I am quite busy these days, but it still bugs me a lot that we can't reuse at least parts of the code, so stay tuned. Thanks for your support so far, maybe @nadeeshaan has time to make PouchDB / data-fetching in general modular and decouples it and sends you a PR.

I think as we want to use your code we should work on the revtree project - I was quite surprised (in a positive way) that you already did a lot of the main work for us - thank you again!

@nadeeshaan is decoupling the data fetching something you could work on next week? I would suggest a callback / callbacks that you pass in that returns the data in the current format the jquery ajax and pouchdb calls return. Then this project uses a main entry file that still uses pouch and jquery ajax and the entry file for fauxton is passing in backbone models or data from backbone models.

nadeeshaan commented 9 years ago

@neojski can you give me a brief introduction about the code base? I think you have included the browserify in the code base and would be a great help if you can give me how the execution flows works. Also how can we affect the changes changes we done in the source, without doing the changes in the index.js in dist folder :)

robertkowalski commented 9 years ago

@nadeeshaan please follow my advice that i gave you some days/weeks ago to learn what browserify is by visiting the official homepage and/or reading one of the countless tutorials on the web.

neojski commented 9 years ago

@nadeeshaan, once you read about browserify I'll answer the second part of the question.

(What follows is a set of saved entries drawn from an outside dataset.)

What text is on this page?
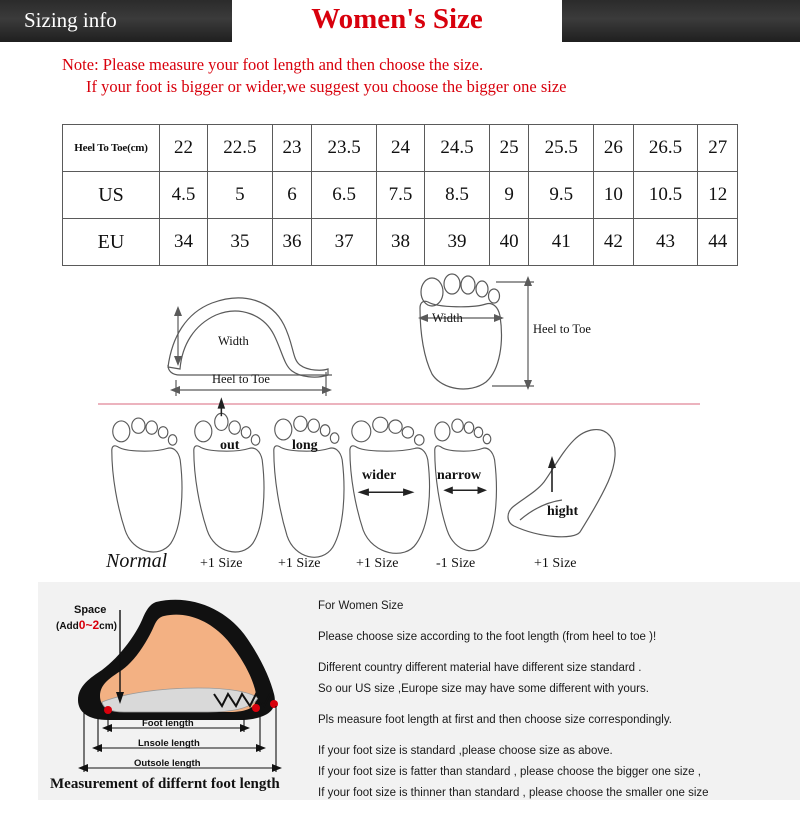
Sizing info	Women's Size
Note: Please measure your foot length and then choose the size.
If your foot is bigger or wider,we suggest you choose the bigger one size
Heel To Toe(cm)	22	22.5	23	23.5	24	24.5	25	25.5	26	26.5	27
US	4.5	5	6	6.5	7.5	8.5	9	9.5	10	10.5	12
EU	34	35	36	37	38	39	40	41	42	43	44
Width
Heel to Toe
Width
Heel to Toe
out	long
wider	narrow
hight
Normal +1 Size	+1 Size	+1 Size	-1 Size	+1 Size
Space
(Add0~2cm)
Foot length
Lnsole length
Outsole length
Measurement of differnt foot length

For Women Size

Please choose size according to the foot length (from heel to toe )!

Different country different material have different size standard .
So our US size ,Europe size may have some different with yours.

Pls measure foot length at first and then choose size correspondingly.

If your foot size is standard ,please choose size as above.
If your foot size is fatter than standard , please choose the bigger one size ,
If your foot size is thinner than standard , please choose the smaller one size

So, basically, dist should not be included into the git tree. The only reason it is here is that I'm using gh-pages branch so that you can see the demo. Ideally (you can give it a try after you know a tiny bit how browserify works, I can recommend that as an exercise and submit a PR :-)) there should be a master branch with no dist and then a gh-pages branch with dist. Dist is automatically generated from source code by running npm run build.

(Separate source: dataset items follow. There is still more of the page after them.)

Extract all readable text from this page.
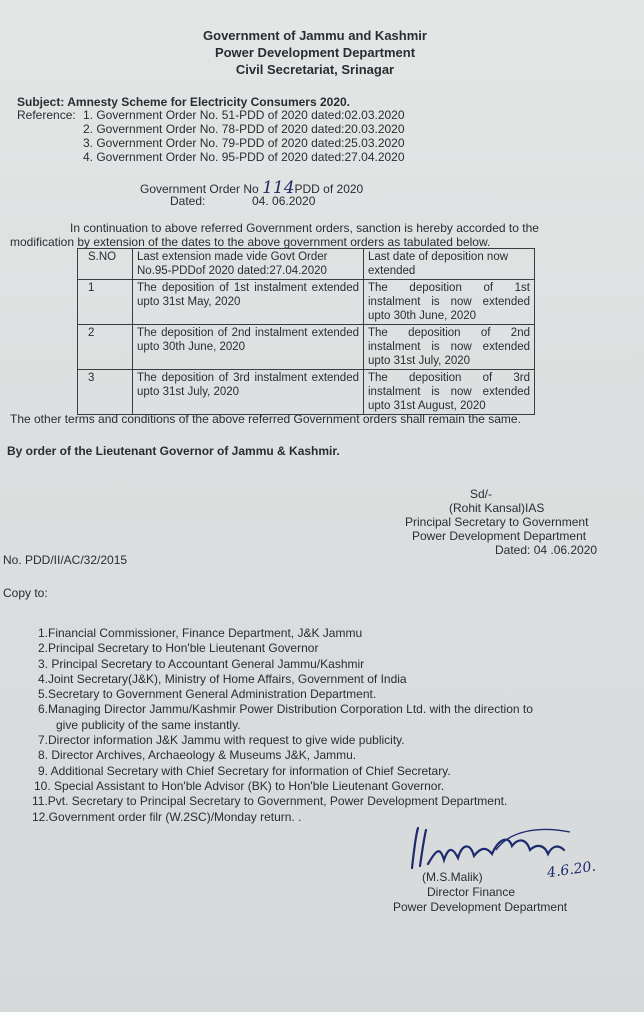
Government of Jammu and Kashmir
Power Development Department
Civil Secretariat, Srinagar
Subject: Amnesty Scheme for Electricity Consumers 2020.
Reference: 1. Government Order No. 51-PDD of 2020 dated:02.03.2020
2. Government Order No. 78-PDD of 2020 dated:20.03.2020
3. Government Order No. 79-PDD of 2020 dated:25.03.2020
4. Government Order No. 95-PDD of 2020 dated:27.04.2020
Government Order No 114PDD of 2020
Dated:	04. 06.2020
In continuation to above referred Government orders, sanction is hereby accorded to the
modification by extension of the dates to the above government orders as tabulated below.
S.NO	Last extension made vide Govt Order No.95-PDDof 2020 dated:27.04.2020	Last date of deposition now extended
1	The deposition of 1st instalment extended upto 31st May, 2020	The deposition of 1st instalment is now extended upto 30th June, 2020
2	The deposition of 2nd instalment extended upto 30th June, 2020	The deposition of 2nd instalment is now extended upto 31st July, 2020
3	The deposition of 3rd instalment extended upto 31st July, 2020	The deposition of 3rd instalment is now extended upto 31st August, 2020
The other terms and conditions of the above referred Government orders shall remain the same.
By order of the Lieutenant Governor of Jammu & Kashmir.
Sd/-
(Rohit Kansal)IAS
Principal Secretary to Government
Power Development Department
Dated: 04 .06.2020
No. PDD/II/AC/32/2015
Copy to:
1.Financial Commissioner, Finance Department, J&K Jammu
2.Principal Secretary to Hon'ble Lieutenant Governor
3. Principal Secretary to Accountant General Jammu/Kashmir
4.Joint Secretary(J&K), Ministry of Home Affairs, Government of India
5.Secretary to Government General Administration Department.
6.Managing Director Jammu/Kashmir Power Distribution Corporation Ltd. with the direction to
give publicity of the same instantly.
7.Director information J&K Jammu with request to give wide publicity.
8. Director Archives, Archaeology & Museums J&K, Jammu.
9. Additional Secretary with Chief Secretary for information of Chief Secretary.
10. Special Assistant to Hon'ble Advisor (BK) to Hon'ble Lieutenant Governor.
11.Pvt. Secretary to Principal Secretary to Government, Power Development Department.
12.Government order filr (W.2SC)/Monday return. .
4.6.20.
(M.S.Malik)
Director Finance
Power Development Department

nadeeshaan commented 9 years ago

@robertkowalski I followed the tutorials weeks ago to understand what browserify is and read some blog posts to get an idea about it. Thanks to you I could read the code base :). @neojski I will try to create a master branch and that is what I was wondering where is the pouchdb library and how it runs when I issues the build command early :) Ping you whenever I am stuck

nadeeshaan commented 9 years ago

@neojski I figured out the thing I previously asked. Without building time to time we can run the watchify to poll on the changes. I will send a master PR so it will be easy for the development @robertkowalski Since we decoupled the logic previously, in order to have our current rev tree PR I think we can you the same decoupling procedure?

neojski commented 9 years ago

@nadeeshaan, there's already npm run watch that does that. The only problem I don't know how to solve is building dist automatically and committing it to gh-pages branch. Apparently this can be done using travis.

neojski commented 9 years ago

How is your progress @nadeeshaan, @robertkowalski? Any news?

neojski commented 8 years ago

Ping @nadeeshaan, @robertkowalski.

robertkowalski commented 8 years ago

hi @neojski,

this task was part of nadeeshaan's google summer of code project. as the summer of code is over now and nadeeshaan does not continue to work on the task and is also not responding in this thread i would vote to close the issue.

sorry for any inconveniences!

neojski commented 8 years ago

@robertkowalski, how did the project go after all? Did you guys finish putting this into fauxton?